Her email reminded me of another very special email I had received from my friend Irina, sent to me about eight years ago. I've purposefully saved it and reread it a few times. Irina M, then a philosophy major in Berkeley, was also an extraordinary painter and we acted in plays together in high school. In her email, she described--at great length--how quietly frantic she became on a flight, for no apparent reason, about the prospect of a crash. She explained how a collection of obsessive, instinctual feelings of doom manifested into an inner stillness and sublime sense of one's place in the universe. And it all started with a peanut:
I felt stillness, and I wondered if I was being prepared for death somehow. Everyone dies, I thought, and if there is any justice in this world then there must be more to it than this.
And in that moment I noticed a little peanut on the cushion on my left. Perhaps I had noticed it before, perhaps I had even thought something of it.
All I know is that the peanut, a broken bit of fat and protein of some imperfect whole, became the center of my little universe. There was something pathetically profound about its quiet asymmetry; lying there, not quite in the center, not quite facing forward. Its stillness provoked me to thought. How calm it seemed! Like it knew the answer before i could have formulated the question and it was fine--just fine. The answer must not have been too severe. And I knew that I could not move the peanut, because I would disturb a balance in life that might only be in my own mind. But even given that, the peanut was the key to the stasis I was in, if I moved it or touched it, something would happen to break the thin film holding me in and I would dissolve.

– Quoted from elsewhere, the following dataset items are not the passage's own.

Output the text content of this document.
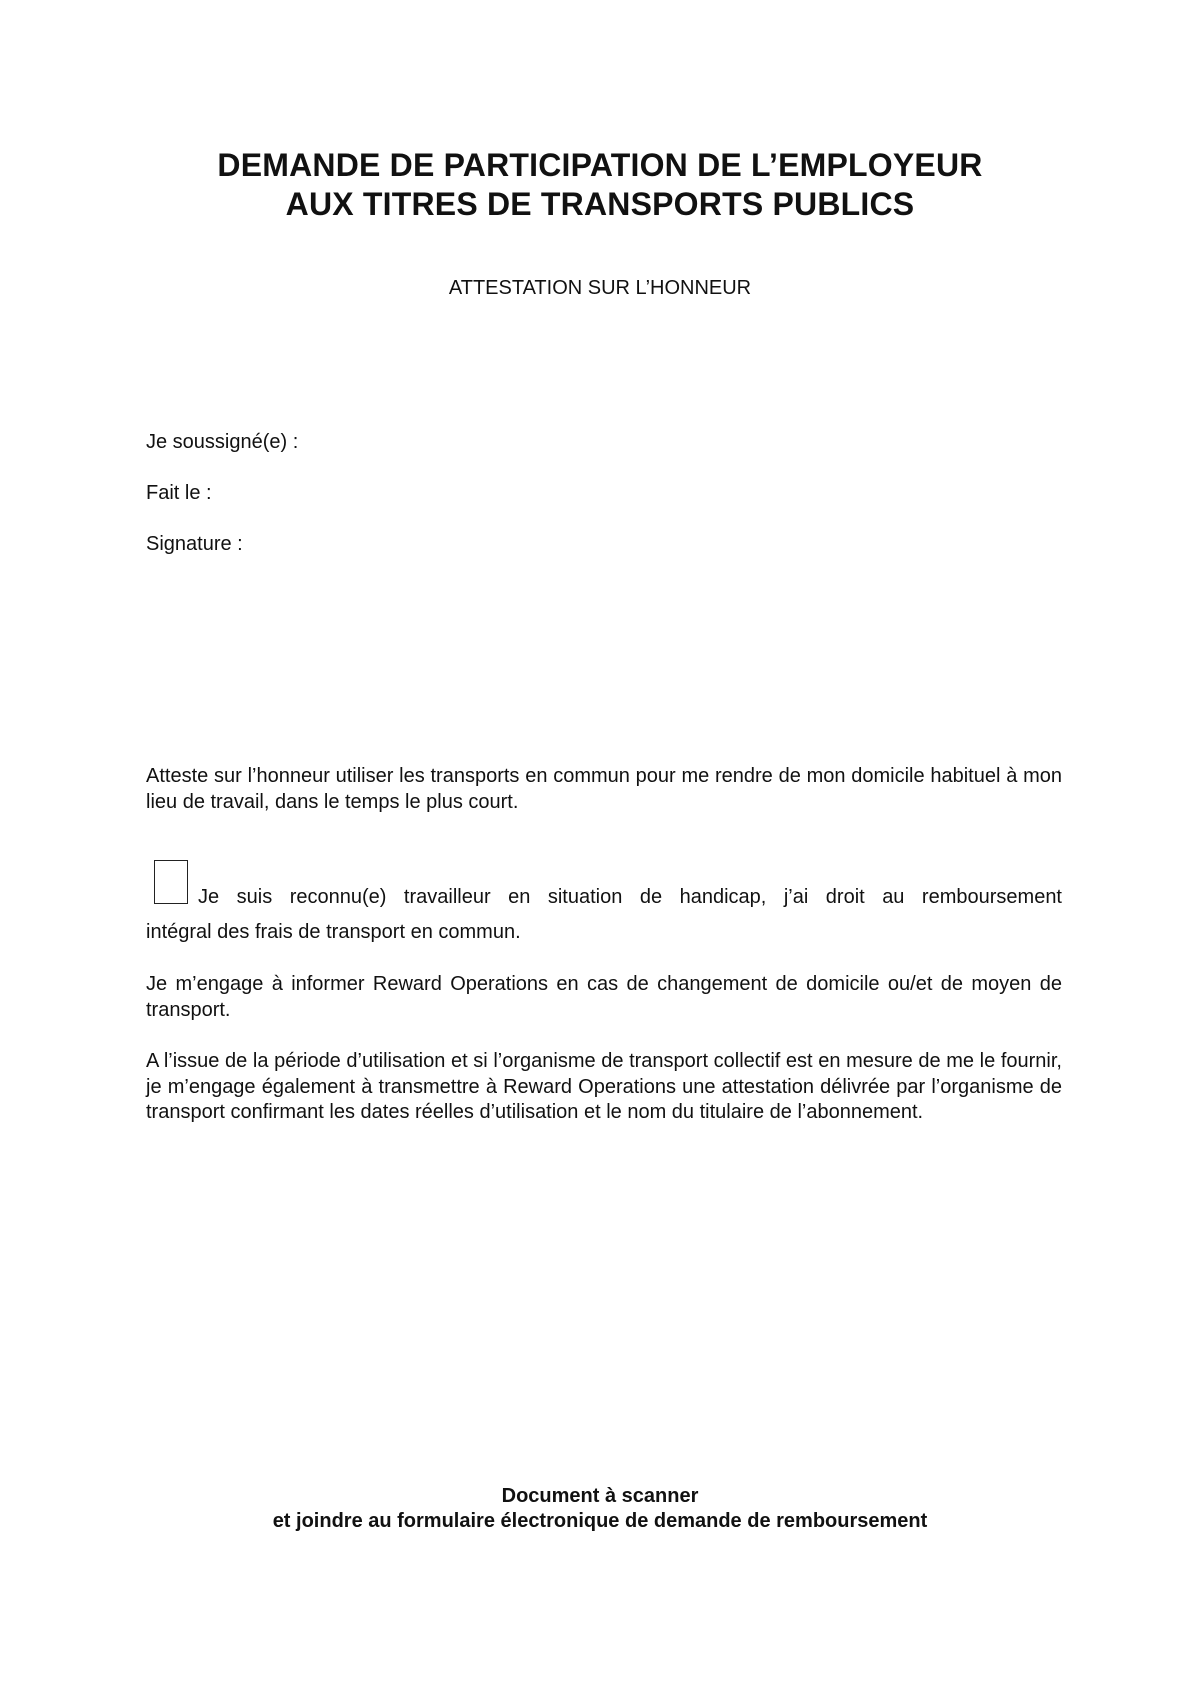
DEMANDE DE PARTICIPATION DE L’EMPLOYEUR
AUX TITRES DE TRANSPORTS PUBLICS
ATTESTATION SUR L’HONNEUR
Je soussigné(e) :
Fait le :
Signature :
Atteste sur l’honneur utiliser les transports en commun pour me rendre de mon domicile habituel à mon lieu de travail, dans le temps le plus court.
Je suis reconnu(e) travailleur en situation de handicap, j’ai droit au remboursement
intégral des frais de transport en commun.
Je m’engage à informer Reward Operations en cas de changement de domicile ou/et de moyen de transport.
A l’issue de la période d’utilisation et si l’organisme de transport collectif est en mesure de me le fournir, je m’engage également à transmettre à Reward Operations une attestation délivrée par l’organisme de transport confirmant les dates réelles d’utilisation et le nom du titulaire de l’abonnement.
Document à scanner
et joindre au formulaire électronique de demande de remboursement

Of that I was sure. And for one brief moment I was audience to a great mysetery revealed--through an airline peanut!
Epilogue: The plane landed and I gave the peanut to the flight attendant along with my discarded bag of raisins and a small plastic cup with half melted ice cubes.
Here's to not taking anything for granted in life, especially peanuts.
2 comments:
I had a car accident a few years ago. About 6 years precisely. I was driving home after a sad and kind of pathetic Valentine's date when I began to grow tired of the Dave Mathews cycling in my CD player. I ejected the disc and looked up to see a pit of gravel in the road ahead.
The car hit, I lost control, did about 4 or 5 spins into the median before I did a triple mid air barrel roll and came resting upside down.
I was shirtless because I smelled and had slept in my clothes the night before. The people who found me must have thought the shirt was torn from my body.
I was able to escape the vehicle of my own volition and began picking my things up off the highway. When two off duty nurses found me they tackled me to the ground and asked me if I was alright.
I responded, jokingly, that I was merely upset because I had just filled the tank.
There were some nervous laughs.
I remember that when the car was spinning through the air I didn't think about death or have any life affirming moments. Instead I thought about what a great fucking ride it was. My adrenaline was pumping so hard I didn't have time to be scared.
When I calmed down all I could think about was how my mom was going to kill me.
Thanks Curtis. I think that if I nearly--or even if I actually did--die, the best last thoughts would be, "What a great fucking ride."